8 Calculate Cohen’s d - Effect Size

# once again, we use the same formula, y~x, to calculate cohen's d

# We **only** calculate effect size if the test is SIG!

d_output <- cohen.d(d$gad ~ d$relationship_status)  # d_output will now show in your Global Environment

9 View Effect Size

d_output
## 
## Cohen's d
## 
## d estimate: 0.3049822 (small)
## 95 percent confidence interval:
##      lower      upper 
## 0.03561098 0.57435341
## Remember to always take the ABSOLUTE VALUE of the effect size value (i.e., it will never be negative)

10 Write Up Results

To test our hypothesis that there would be a significant difference in anxiety (GAD) symptoms by relationship status, we used an independent samples T-test. This required us to drop the “Prefer not to say” and “Single, divorced or widowed” participants from our sample as we are limited to a 2 group comparison when using this test.

We tested homogeneity of variance with Levene’s test and found no significant difference in variances between our two groups (p = .90).

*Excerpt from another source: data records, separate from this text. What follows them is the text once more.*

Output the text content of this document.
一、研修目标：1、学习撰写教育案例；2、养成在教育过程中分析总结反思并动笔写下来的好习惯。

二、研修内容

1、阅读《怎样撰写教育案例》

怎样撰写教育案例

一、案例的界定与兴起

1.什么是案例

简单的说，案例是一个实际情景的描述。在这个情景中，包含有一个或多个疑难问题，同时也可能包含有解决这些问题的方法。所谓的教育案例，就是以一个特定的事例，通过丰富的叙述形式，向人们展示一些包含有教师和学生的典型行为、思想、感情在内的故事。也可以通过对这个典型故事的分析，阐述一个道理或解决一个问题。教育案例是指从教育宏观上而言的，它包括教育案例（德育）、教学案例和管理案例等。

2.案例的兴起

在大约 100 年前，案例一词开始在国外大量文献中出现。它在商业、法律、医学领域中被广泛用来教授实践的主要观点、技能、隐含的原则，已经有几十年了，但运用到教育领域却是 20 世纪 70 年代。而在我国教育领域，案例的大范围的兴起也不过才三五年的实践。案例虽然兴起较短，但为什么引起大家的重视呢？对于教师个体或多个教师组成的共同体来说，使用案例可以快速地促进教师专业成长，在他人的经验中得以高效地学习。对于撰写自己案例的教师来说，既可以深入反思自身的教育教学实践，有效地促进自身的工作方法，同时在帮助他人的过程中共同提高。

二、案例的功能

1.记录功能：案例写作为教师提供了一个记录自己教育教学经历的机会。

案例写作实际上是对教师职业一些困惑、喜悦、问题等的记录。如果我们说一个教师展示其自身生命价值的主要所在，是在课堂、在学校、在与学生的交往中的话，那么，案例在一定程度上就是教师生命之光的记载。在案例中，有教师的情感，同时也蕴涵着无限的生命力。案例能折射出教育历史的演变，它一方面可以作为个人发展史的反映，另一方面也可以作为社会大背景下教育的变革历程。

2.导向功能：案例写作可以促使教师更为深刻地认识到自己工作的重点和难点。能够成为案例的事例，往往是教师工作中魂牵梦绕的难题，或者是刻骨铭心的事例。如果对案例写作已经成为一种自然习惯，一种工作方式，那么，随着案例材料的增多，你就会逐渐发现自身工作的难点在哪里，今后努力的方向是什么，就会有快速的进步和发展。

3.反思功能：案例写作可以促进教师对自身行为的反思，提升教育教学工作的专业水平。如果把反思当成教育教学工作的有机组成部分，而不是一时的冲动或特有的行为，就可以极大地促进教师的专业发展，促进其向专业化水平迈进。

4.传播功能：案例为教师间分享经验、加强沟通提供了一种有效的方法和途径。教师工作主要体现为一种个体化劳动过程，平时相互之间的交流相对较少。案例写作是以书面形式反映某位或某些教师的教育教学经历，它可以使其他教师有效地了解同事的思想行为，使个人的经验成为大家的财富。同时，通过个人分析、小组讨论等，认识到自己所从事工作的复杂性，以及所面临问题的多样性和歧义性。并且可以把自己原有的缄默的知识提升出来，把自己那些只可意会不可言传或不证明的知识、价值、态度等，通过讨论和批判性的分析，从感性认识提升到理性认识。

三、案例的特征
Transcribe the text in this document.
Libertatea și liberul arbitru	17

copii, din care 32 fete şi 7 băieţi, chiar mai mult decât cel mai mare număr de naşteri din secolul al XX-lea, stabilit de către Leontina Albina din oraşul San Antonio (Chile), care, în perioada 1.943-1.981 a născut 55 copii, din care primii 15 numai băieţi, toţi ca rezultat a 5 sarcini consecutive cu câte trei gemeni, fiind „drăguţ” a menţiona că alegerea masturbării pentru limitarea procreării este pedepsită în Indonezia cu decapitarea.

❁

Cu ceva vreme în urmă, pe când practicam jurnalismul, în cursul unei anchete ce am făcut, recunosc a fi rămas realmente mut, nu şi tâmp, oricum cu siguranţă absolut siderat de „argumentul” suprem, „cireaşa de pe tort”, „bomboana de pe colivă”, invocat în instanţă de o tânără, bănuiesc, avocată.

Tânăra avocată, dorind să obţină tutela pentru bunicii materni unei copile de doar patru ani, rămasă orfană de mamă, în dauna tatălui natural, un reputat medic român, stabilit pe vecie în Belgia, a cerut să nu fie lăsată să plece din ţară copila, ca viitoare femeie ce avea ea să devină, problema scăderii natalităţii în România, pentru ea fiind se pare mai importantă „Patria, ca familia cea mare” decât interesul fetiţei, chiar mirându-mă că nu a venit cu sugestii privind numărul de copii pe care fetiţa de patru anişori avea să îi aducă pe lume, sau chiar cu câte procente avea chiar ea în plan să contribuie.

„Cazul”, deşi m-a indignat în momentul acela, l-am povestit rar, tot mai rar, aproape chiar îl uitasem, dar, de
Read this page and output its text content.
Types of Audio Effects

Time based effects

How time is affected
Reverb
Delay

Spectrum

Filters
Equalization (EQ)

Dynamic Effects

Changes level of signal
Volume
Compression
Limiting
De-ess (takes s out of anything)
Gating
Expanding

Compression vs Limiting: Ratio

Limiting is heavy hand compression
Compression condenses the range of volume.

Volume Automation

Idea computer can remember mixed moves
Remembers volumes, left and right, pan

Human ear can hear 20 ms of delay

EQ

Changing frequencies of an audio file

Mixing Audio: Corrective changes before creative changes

Our data met all assumptions of an independent samples T-test. We used Welch’s T-test for our analysis.

As predicted, we found that those in a relationship (M = 2.42, SD = 0.89) reported significantly higher anxiety symptoms than those who were single (M = 2.14, SD = 0.92), t(75.48) = 2.29, p = .025. The effect size was calculated using Cohen’s d with a value of 0.30 (small).

References

Cohen J. (1988). Statistical Power Analysis for the Behavioral Sciences. New York, NY: Routledge Academic.